Yaşımın ve yaşamın yettiğince bakıp görmeyi kendime görev edindim. İnsanları, binaları, tabiatı, gökyüzünü.. Kısacası kainata dahil olan her şeyi gerçekten görmeyi istiyorum. Ama en çok insanlar ve insanlık kavramı ilgimi çekiyor. Özellikle gözlerde bulduğum duyguların, yaşanmışlıkların, mutlulukların, aşkın, sevginin, çoğu zaman özlemin ve acının içinde bulunmaya çalışıyorum ve görünmediği iddia edilen ruhun kanlı canlı gözlerden dışarıdaki hayatı yaşamasına şahit oluyorum. Çünkü biliyorum ki gözler insanın içinin dışına vurduğu kıyıdır ve yine gözler içte olanı dışa aktarmaya muktedirdir.
Seyretmeye çalıştığım iç alemlerde en çok bedenlerin ötesine bakmaya gayret ediyorum. Kimliklerinden uzaklaştırıp tek bir kimliğe indirgemeye çalışır gibi gözüksem de aslında onları yekte, olmaları gereken mertebede, insanlıkta yüceltmeyi hedefliyorum. Çünkü bu dünyaya geliş amacımızı unutmuş gibi yaşadığımızın farkındayım ve bu durum bizi sudan çıkmış şaşkın balıklardan farksız yapıyor.

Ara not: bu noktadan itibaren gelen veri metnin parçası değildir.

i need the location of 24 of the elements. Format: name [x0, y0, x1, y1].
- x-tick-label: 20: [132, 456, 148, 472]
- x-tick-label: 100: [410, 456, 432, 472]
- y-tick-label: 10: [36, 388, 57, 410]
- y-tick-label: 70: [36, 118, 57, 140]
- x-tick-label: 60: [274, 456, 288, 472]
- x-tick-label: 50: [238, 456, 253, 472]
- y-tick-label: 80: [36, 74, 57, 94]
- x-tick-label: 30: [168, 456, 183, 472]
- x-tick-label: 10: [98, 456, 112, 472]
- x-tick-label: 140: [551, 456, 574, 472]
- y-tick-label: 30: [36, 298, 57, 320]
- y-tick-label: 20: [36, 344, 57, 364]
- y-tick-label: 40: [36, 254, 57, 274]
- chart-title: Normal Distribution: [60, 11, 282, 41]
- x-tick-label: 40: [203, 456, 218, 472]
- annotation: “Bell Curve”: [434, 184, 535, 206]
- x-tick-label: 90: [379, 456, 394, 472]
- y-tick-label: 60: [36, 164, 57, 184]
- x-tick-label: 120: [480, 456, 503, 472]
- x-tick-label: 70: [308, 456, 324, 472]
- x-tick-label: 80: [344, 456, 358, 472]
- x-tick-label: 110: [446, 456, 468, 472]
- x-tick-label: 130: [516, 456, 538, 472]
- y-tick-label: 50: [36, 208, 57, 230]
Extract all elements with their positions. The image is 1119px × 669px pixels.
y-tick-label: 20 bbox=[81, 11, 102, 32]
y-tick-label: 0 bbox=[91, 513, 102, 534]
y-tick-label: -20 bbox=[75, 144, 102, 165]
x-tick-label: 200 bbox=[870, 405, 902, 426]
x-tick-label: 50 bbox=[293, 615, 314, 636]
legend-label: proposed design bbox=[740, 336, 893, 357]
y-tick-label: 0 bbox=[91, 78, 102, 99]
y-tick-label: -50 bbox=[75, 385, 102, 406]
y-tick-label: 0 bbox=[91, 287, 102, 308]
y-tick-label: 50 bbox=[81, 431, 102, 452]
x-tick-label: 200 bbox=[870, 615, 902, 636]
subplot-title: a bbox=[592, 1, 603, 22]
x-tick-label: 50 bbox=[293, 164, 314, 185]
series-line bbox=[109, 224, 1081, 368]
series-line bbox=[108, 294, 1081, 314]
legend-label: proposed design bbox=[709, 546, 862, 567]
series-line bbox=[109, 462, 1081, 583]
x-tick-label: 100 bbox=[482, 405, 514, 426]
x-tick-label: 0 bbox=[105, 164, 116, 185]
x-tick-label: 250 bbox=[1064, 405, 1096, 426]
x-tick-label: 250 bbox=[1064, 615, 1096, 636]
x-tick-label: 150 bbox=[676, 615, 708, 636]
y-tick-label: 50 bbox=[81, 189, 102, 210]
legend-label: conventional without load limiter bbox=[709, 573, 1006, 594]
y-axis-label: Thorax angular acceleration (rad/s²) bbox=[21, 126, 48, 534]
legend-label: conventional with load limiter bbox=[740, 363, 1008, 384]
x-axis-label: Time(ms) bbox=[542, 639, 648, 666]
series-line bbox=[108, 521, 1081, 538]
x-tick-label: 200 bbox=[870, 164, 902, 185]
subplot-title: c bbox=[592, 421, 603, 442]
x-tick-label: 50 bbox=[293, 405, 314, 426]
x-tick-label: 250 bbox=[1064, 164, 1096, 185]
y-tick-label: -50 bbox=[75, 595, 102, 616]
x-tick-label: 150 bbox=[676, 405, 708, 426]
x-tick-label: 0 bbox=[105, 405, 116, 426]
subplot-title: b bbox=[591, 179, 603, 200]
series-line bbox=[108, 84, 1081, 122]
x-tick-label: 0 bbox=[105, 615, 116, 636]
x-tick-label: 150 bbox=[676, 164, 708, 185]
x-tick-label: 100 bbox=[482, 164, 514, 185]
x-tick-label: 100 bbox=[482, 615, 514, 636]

Yaratıcının emrettiği insan olmayı mesele haline çevirmiş yaratıklardan ibaretmişiz gibi geliyor. Geçmişte böyle miydi veyahut gelecekte de böyle mi olacak bilmiyorum fakat tek tipleşen yaşam algımızı daha aşağıya taşımaya gönül vermiş gibi gözüküyoruz dışarıdan bakınca. Ve insanları, kendilerini göstermeye çalıştıkları gibi değil oldukları gibi görmek hedefim.
Baktığım gözlerde çoğu zaman insan olmaktan öte bir telaş karşılıyor beni. İnsan olmayı küçümseyen edalar ve tanrısallaşmaya çalışan bir yığın insanla tanışıyorum. İşte kitle dediğimiz yığınları bu yalancı tanrılar ve tanrıçalar oluşturuyorlar. Gücün, paranın, iç güzelliğin ihtişamına kapılan üstüne bir de tapınan, maddeciliği doruklarda yaşamayı ibadet haline getirmiş beden ve ötesine tamamen yabancılaşan, kısacası ruhu yok sayıp sadece maddeden oluşmadığının farkında olmayan bir kitle karşılıyor beni gözlerde. Hepsinde ayırt etmeksizin aynı ifade: Acılı bir semptom. Karanlığın içinde ışığın da azıyla boğuşup ısrarla dibe göçen bir sürü genç, yaşlı. Adeta kaybolmuşluğun damgasıyla damgalanmışlar gibi bakıyorlar ve sizi de kendi acılarına sürüklemeye çalışır bir istek görünüyor gözlerinde. Çoğu şeyde kıskançmış gibi gözükseler de acıya benzer, kendilerini dibe çeken duyguya davetkar bir tavır takınıyorlar. En acısı ellerinden aydınlığa uzanmak gelmiyor. Yukarıdan da bir el imdatlarına yetişemiyor. Acı çekerek ve acıyarak tanrısallaşmaya çalıştığımız her olayın bizi daha aşağıya, hayvansallığa çektiğine tekrar tekrar şahit oluyorum.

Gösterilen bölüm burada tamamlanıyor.